Cuatro activistas negaron haber causado daños criminales después de que se arrojaran pudín y chispas en una exposición de las Joyas de la Corona.
Fatima Ali, de 19 años, Marian Cranch, de 22, Mark Preston, de 22, y Matthew Cooper, de 60, se declararon inocentes de daños penales por el incidente, que ocurrió en la Torre de Londres el 6 de diciembre.
En el incidente, se cubrieron una vitrina de cristal que contenía las Joyas de la Corona con crumble de manzana y natillas.
Las imágenes compartidas por el grupo mostraron a un manifestante sacando un gran tazón de aluminio con chispas de una bolsa y luego estrellándolo contra el vidrio que protegía la Corona del Estado Imperial.
Luego, otro vertió un bote de natillas de color amarillo brillante en el frente de la caja.
Después, los manifestantes se abrieron los abrigos y exhibieron camisetas estampadas con “Take Back Power”, un nuevo grupo de protesta cuyo mantra es “Gravar a los ricos para arreglar Gran Bretaña”.

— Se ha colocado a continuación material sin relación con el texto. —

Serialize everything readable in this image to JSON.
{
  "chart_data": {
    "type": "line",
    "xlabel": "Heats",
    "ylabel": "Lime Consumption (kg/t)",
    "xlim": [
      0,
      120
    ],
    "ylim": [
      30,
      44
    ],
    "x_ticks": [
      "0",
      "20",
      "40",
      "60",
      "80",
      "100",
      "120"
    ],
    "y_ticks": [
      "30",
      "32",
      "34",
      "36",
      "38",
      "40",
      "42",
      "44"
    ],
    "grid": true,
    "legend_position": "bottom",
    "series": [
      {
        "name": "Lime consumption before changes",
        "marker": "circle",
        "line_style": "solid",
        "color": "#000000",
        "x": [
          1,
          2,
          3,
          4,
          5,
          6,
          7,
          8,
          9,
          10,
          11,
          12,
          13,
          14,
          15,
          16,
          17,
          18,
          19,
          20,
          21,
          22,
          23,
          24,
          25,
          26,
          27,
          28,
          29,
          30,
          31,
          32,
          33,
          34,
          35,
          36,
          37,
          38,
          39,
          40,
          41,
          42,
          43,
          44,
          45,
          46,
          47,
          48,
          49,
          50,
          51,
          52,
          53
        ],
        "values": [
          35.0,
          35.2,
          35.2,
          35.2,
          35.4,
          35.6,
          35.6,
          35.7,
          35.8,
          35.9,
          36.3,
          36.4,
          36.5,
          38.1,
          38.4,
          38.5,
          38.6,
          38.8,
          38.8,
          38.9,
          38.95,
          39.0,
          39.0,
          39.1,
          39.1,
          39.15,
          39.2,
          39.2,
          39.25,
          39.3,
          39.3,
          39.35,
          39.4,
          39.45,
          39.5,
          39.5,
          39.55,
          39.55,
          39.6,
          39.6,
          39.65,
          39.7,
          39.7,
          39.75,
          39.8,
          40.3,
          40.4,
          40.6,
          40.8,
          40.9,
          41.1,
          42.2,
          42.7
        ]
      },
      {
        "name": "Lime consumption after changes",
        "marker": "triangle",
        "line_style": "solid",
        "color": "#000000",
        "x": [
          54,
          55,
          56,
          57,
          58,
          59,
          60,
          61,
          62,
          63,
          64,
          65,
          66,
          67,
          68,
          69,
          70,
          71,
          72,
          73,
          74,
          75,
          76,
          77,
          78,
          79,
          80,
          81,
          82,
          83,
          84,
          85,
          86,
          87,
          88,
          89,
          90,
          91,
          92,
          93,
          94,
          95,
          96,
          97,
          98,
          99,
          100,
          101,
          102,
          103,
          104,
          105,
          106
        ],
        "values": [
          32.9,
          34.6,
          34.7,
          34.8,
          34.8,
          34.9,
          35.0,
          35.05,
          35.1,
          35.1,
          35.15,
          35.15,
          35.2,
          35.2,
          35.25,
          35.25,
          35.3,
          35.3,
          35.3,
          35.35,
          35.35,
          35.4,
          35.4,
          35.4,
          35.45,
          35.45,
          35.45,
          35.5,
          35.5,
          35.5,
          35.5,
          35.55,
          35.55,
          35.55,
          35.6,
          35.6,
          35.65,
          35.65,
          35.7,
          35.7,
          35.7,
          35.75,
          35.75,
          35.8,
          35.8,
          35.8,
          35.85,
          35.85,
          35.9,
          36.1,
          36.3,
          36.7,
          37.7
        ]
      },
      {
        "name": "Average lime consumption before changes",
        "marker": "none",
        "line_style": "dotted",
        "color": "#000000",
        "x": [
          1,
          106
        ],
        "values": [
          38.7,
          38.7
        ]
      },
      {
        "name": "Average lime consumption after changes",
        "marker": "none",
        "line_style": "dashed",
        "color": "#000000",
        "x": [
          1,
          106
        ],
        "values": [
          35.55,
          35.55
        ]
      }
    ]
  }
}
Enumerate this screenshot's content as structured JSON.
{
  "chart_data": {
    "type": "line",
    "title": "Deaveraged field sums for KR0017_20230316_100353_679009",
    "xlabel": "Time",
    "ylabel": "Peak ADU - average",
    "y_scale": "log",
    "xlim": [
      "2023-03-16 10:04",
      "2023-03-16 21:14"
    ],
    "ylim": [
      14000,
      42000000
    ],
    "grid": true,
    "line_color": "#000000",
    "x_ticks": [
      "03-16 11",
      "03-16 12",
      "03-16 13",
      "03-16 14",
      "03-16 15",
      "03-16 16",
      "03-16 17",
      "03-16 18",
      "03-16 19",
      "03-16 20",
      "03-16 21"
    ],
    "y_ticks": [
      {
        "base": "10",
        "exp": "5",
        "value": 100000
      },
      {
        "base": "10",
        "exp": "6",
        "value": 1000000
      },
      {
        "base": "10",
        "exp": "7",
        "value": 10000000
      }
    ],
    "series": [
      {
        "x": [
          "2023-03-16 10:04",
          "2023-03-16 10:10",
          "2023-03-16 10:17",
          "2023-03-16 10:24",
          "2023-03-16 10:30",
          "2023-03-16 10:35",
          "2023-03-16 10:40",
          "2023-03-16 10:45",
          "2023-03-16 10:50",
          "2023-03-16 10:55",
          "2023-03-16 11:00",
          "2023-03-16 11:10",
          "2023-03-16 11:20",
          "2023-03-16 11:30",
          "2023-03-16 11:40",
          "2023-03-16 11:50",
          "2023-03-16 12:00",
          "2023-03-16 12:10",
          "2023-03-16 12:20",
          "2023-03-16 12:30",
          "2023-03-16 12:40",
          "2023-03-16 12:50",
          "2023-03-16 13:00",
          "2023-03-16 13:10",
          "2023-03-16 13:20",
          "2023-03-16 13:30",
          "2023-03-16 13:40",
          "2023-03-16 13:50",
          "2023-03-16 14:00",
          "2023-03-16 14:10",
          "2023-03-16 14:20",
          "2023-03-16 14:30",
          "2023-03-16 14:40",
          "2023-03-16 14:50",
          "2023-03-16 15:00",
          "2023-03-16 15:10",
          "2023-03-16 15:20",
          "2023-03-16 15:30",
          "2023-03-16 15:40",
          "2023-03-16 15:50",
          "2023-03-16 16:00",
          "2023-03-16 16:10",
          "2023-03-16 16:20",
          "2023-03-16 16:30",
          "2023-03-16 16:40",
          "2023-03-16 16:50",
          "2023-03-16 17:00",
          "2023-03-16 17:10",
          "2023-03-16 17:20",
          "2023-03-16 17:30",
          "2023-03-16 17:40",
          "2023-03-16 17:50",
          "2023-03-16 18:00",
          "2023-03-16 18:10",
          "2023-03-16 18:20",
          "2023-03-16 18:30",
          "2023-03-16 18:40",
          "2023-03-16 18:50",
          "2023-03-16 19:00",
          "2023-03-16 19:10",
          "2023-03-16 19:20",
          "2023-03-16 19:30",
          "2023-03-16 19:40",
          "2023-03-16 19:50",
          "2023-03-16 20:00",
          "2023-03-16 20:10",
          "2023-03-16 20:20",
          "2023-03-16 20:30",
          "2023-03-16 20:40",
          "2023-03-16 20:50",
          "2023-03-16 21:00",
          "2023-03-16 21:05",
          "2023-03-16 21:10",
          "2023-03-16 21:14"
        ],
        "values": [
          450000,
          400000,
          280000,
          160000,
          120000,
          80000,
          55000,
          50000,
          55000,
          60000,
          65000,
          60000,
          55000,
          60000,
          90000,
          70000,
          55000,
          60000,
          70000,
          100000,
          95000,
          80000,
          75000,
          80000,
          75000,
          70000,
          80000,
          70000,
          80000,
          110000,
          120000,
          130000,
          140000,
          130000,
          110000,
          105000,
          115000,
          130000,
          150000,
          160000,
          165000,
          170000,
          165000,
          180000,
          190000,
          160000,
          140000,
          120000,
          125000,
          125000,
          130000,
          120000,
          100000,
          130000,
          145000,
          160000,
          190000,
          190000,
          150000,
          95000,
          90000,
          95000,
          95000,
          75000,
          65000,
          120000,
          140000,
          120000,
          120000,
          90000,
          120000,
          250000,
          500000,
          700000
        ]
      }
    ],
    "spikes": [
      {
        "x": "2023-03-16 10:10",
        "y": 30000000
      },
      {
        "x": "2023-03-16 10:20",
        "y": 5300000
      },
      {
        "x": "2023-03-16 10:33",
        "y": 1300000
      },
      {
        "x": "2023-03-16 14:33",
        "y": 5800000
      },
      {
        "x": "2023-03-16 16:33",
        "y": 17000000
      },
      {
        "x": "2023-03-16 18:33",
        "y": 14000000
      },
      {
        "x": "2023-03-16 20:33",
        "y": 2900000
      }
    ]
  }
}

Uno gritó: “Gran Bretaña está rota”. Hemos venido a las joyas de la nación para recuperar el poder. Únase a nosotros en takebackpower.net.’
El fiscal Tom Heslop dijo al Tribunal de Magistrados de Westminster que los acusados están acusados de dañar artículos por valor de £600 durante el truco, incluida una vitrina de vidrio, una barandilla de latón y un pedestal de piedra.
Activistas cubrieron una vitrina de cristal que contenía las Joyas de la Corona en la Torre de Londres con crumble de manzana y natillas.
La Policía Metropolitana detuvo en ese momento a cuatro personas, quienes ahora fueron imputadas y se declararon inocentes del delito de daño criminal.
Una pareja desplegó una pancarta frente a la exhibición que decía: “La democracia se ha derrumbado, impongan impuestos a los ricos”.
La vitrina de cristal prevista contiene la corona estatal imperial, que el monarca porta al final de la ceremonia de coronación y en ocasiones formales como la apertura estatal del Parlamento.
Fue usado por el rey Carlos en su coronación en 2023 y apareció en el ataúd de la reina Isabel II durante su reposo y posterior funeral de estado en la Abadía de Westminster.
Ali y Cranch también negaron el lunes haber dañado el uniforme de un guardia en la torre, es decir, una capa y zapatos, valorados en £30.
Ali, de Rhodeswell Road en Tower Hamlets, Cranch, de Trelawn Avenue en Leeds, Preston, de Westferry Circus en Tower Hamlets, y Cooper, de Oriel Gardens en Bath, fueron puestos en libertad bajo fianza incondicional por el juez de distrito Daniel Sternberg.
Los cuatro acusados comparecerán ante el Tribunal de Magistrados de la ciudad de Londres a partir del 30 de noviembre.
Tras el ataque a los postres de la Torre de Londres, el grupo dijo anteriormente: “Desde 2011, el 10 por ciento de los hogares más pobres ha pagado una tasa impositiva combinada del 44 por ciento sobre sus ingresos y ganancias de riqueza, mientras que el 22 por ciento más rico pagó”.
“Nuestra clase política, ya sea este gobierno, reformista o conservador, sirve a los súper ricos; no les importan los trabajadores.
“Es por eso que debemos exigir una verdadera democracia, con la gente común y corriente en el centro de la toma de decisiones, a través de una asamblea liderada por ciudadanos que tenga el poder de cobrar impuestos a los ricos”.